她的視線一閃,閃過他的逼視,落在他還緊抱著她的雙臂上,「我以為,你見到我又會像以前那樣厭棄地、冷冷地瞥我一眼就走。」
君亦寒的雙臂倏然松開,但是空著的那只右手抓住了她的手,「跟我進來。」
還是這間小小的工房,一桌一椅都不曾動過,無論在東川的家里,或是在東都的神兵山莊內,他與她似乎總是相逢在一模一樣的環境中,周圍不曾變過,心境卻一直在變。
「我從不敢想,可以光明正大地進這間屋子。」小桃紅站在床邊的花架子旁,模模這里,看看那里,回身笑道︰「像現在這樣能和你面對面的說話,真好,你不知道我以前要鼓起多大的勇氣才敢來見你一次。」
他望著她,「難道不是你家小姐強迫你來的嗎?」
「起初是她要我來,後來……是我自己自告奮勇要來的,所以小姐才會看出破綻,不許我再接近你,」她擺弄著桌上已經干了的硯台,頭又低垂下去。
「我走後,小姐有沒有為難你?」
「她……沒有,她什麼都沒對我說,所以我才怞空跑出來的。」
君亦寒的眸子寒凝,哼了聲,「不知道又在搞什麼陰謀詭計?」
她挑起眼角看他,「我來時听到東川大街小巷都已經傳遍了,關于你要與小姐成親的消息。你想好了?真的決定娶她?」
「或者你能替我想出什麼不必娶她,又能保住君玉齋的方法?」他反問。
小桃紅嘆口氣,「我能有什麼辦法?我連自己的性命都保不住。」
他無聲片刻,忽然道︰「既然你留下了,這幾日我帶你好好地看一看東川。將來無論生死,起碼這幾天都不算妄過。」
「你要陪我逛東川?」她立刻興奮起來,明眸中全是驚喜和雀躍。人人都知道他君二少甚少出門,除非有重大的生意要處理,但是他竟然會為她破例,要帶她游遍東川?
君亦寒望著她,只是一笑。
方玉華得到消息,說是家里來了一位女客,請她代為安排其住處,不由得令她感到萬分奇怪。

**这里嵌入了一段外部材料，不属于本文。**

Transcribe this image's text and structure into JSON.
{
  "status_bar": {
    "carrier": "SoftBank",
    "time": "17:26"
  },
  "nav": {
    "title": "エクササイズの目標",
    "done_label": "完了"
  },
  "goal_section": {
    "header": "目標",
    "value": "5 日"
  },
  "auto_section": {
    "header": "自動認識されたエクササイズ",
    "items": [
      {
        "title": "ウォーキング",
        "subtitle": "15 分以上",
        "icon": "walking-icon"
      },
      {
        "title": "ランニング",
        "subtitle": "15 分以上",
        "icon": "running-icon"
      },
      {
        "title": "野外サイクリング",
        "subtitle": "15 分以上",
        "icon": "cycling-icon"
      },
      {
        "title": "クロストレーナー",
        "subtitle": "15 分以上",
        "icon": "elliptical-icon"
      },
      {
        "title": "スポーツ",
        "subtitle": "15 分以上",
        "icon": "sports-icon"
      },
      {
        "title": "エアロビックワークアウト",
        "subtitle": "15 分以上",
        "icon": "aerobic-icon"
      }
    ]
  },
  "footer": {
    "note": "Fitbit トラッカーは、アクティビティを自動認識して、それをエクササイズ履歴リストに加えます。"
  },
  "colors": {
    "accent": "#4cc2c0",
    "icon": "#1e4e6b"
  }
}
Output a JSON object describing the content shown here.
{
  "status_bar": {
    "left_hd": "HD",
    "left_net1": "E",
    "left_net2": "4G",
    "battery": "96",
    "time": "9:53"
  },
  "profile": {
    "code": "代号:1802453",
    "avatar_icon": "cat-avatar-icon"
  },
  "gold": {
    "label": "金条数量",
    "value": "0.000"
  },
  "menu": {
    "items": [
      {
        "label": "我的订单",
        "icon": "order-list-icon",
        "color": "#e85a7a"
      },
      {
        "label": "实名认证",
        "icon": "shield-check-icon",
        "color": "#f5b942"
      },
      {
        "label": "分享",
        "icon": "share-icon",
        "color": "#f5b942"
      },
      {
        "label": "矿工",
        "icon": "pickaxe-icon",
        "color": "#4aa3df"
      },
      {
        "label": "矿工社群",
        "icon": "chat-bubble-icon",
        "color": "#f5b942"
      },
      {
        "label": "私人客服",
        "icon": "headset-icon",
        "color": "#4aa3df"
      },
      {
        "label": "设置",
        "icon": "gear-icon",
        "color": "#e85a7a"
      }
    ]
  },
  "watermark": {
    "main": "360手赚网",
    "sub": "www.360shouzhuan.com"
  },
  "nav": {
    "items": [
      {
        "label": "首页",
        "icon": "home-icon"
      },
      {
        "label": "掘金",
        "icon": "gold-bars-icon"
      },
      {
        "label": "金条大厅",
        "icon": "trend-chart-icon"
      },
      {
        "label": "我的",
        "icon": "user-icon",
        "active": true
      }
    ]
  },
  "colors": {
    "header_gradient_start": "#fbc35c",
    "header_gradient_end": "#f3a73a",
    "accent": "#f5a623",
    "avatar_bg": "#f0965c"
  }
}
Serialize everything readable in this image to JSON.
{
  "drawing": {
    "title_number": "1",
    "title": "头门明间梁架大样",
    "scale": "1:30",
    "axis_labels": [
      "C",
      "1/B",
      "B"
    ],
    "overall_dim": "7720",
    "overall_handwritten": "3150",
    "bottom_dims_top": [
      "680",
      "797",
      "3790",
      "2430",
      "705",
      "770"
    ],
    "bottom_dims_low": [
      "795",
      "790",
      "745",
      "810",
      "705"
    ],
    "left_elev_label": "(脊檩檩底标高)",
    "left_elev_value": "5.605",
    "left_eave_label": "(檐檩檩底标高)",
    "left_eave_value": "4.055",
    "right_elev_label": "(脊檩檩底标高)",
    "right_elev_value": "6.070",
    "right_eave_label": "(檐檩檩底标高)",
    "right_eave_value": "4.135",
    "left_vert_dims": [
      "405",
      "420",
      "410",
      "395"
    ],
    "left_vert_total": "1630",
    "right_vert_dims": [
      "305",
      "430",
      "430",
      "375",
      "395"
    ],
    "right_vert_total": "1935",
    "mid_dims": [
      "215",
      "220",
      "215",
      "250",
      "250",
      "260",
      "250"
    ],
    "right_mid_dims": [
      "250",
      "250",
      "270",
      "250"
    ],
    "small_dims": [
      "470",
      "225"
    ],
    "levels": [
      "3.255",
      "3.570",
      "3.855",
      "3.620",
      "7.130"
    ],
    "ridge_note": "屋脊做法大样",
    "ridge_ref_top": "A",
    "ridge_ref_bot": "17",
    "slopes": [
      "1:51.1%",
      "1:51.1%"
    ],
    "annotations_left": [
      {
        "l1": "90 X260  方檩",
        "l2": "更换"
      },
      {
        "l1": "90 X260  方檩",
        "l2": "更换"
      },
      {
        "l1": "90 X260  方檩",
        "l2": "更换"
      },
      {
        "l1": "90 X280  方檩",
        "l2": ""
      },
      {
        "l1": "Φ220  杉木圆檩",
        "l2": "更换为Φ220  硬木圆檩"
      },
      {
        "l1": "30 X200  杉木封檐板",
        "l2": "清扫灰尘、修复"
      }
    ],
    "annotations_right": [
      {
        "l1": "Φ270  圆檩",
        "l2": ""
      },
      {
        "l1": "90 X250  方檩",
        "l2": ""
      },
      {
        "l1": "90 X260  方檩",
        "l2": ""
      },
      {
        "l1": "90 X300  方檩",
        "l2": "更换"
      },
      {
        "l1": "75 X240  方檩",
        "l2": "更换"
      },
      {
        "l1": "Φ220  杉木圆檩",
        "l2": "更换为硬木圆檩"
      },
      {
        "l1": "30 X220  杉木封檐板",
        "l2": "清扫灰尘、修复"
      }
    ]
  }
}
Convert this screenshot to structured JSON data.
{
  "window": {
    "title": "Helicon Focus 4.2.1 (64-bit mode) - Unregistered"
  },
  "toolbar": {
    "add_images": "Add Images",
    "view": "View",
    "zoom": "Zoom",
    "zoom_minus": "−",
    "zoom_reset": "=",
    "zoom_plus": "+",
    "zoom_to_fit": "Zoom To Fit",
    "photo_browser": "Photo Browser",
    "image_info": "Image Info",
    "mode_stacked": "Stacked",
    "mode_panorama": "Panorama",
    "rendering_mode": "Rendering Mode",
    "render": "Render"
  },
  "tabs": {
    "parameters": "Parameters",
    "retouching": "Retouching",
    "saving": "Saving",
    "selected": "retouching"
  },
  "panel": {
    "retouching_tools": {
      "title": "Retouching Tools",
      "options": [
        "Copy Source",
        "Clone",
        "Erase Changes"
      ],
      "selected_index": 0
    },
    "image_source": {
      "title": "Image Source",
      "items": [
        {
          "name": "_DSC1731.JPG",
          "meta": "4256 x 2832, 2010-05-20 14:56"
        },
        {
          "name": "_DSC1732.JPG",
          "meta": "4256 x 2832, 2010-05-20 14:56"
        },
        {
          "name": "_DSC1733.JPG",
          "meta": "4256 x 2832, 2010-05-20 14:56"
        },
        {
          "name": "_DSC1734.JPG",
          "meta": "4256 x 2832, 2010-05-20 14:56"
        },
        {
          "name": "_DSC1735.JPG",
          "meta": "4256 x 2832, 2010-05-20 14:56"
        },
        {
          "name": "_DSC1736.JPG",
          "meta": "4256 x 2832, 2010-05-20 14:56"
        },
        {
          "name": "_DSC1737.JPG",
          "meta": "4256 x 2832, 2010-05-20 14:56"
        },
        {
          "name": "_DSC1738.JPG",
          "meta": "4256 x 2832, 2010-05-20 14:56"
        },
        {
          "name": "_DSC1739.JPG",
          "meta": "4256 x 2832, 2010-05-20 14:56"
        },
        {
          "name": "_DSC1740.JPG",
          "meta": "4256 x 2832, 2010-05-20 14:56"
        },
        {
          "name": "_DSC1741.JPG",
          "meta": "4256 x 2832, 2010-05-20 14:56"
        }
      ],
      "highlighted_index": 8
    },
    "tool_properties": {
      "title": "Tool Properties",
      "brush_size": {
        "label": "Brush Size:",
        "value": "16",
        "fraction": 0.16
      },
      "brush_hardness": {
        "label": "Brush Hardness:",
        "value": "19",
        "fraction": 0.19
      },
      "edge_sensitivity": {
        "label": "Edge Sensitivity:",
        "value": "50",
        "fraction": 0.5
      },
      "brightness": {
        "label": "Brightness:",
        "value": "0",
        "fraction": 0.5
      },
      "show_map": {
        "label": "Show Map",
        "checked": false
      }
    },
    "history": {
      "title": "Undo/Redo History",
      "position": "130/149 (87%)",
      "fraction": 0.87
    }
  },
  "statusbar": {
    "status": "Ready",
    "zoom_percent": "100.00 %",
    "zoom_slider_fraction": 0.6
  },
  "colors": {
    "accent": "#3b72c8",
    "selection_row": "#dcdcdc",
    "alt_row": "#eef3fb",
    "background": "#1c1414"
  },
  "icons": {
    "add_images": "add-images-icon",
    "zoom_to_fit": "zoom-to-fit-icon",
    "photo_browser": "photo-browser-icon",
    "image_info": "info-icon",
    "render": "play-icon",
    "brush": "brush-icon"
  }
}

亦寒很少有朋友,家中更少有客人,因為他不喜歡做這些場面上的周旋,怎麼會突然有女客來訪?
最奇怪的是,她去問門房,居然連門房也說不知道有客人到。
等她見到小桃紅時,心中的困惑更多了幾分。
眼前這個女孩明眸皓齒、燦若桃花,讓人一見就心生好感,而她對亦寒毫不掩飾的傾慕眼神,更是一般少女所不會有,也不敢有的。
最讓她驚詫的是,向來不喜與人親近的亦寒,居然任憑這個女孩子對他跟前跟後的「蚤擾」,即使他臉上偶爾會露出厭煩的表情,但眼底流過的分明是笑意。
這女孩到底是誰?為什麼他會對她如此另眼看待?
而小桃紅看到方玉華,卻率先跳起,叫了聲,「呀,是堂搜。」
這個稱呼好奇怪,因為旁人一般都叫她「君夫人」或者「少夫人」,除了那個生性調皮的白毓綿在和亦寒退婚之前,偶爾會開玩笑地叫她一聲「堂嫂」之外,再沒有其他人會這樣叫她了,更何況這女孩與她素未謀面,又怎會知道自己是誰?
難道這女孩和亦寒的關系真的非比尋常?
她滿月復狐疑,將視線投向他,「亦寒,听說你這里來了位‘貴客’?」
「是她。」只見他推了那女孩一把,「她叫小桃紅,麻煩你幫她安排個住處,她要在這里住上一段時日。」
住上一段時日?方玉華望著她,拉過她的手,「妹妹是哪里人?」
「江湖人。」小桃紅笑咪咪地回答,同時也在打量著她,「堂嫂最近怎麼好像瘦了些?」
「你以前見過我?」方玉華暗暗吃驚。從不出門,以前也沒有見小桃紅到過家中作客,她怎麼會知道自己以前的樣子?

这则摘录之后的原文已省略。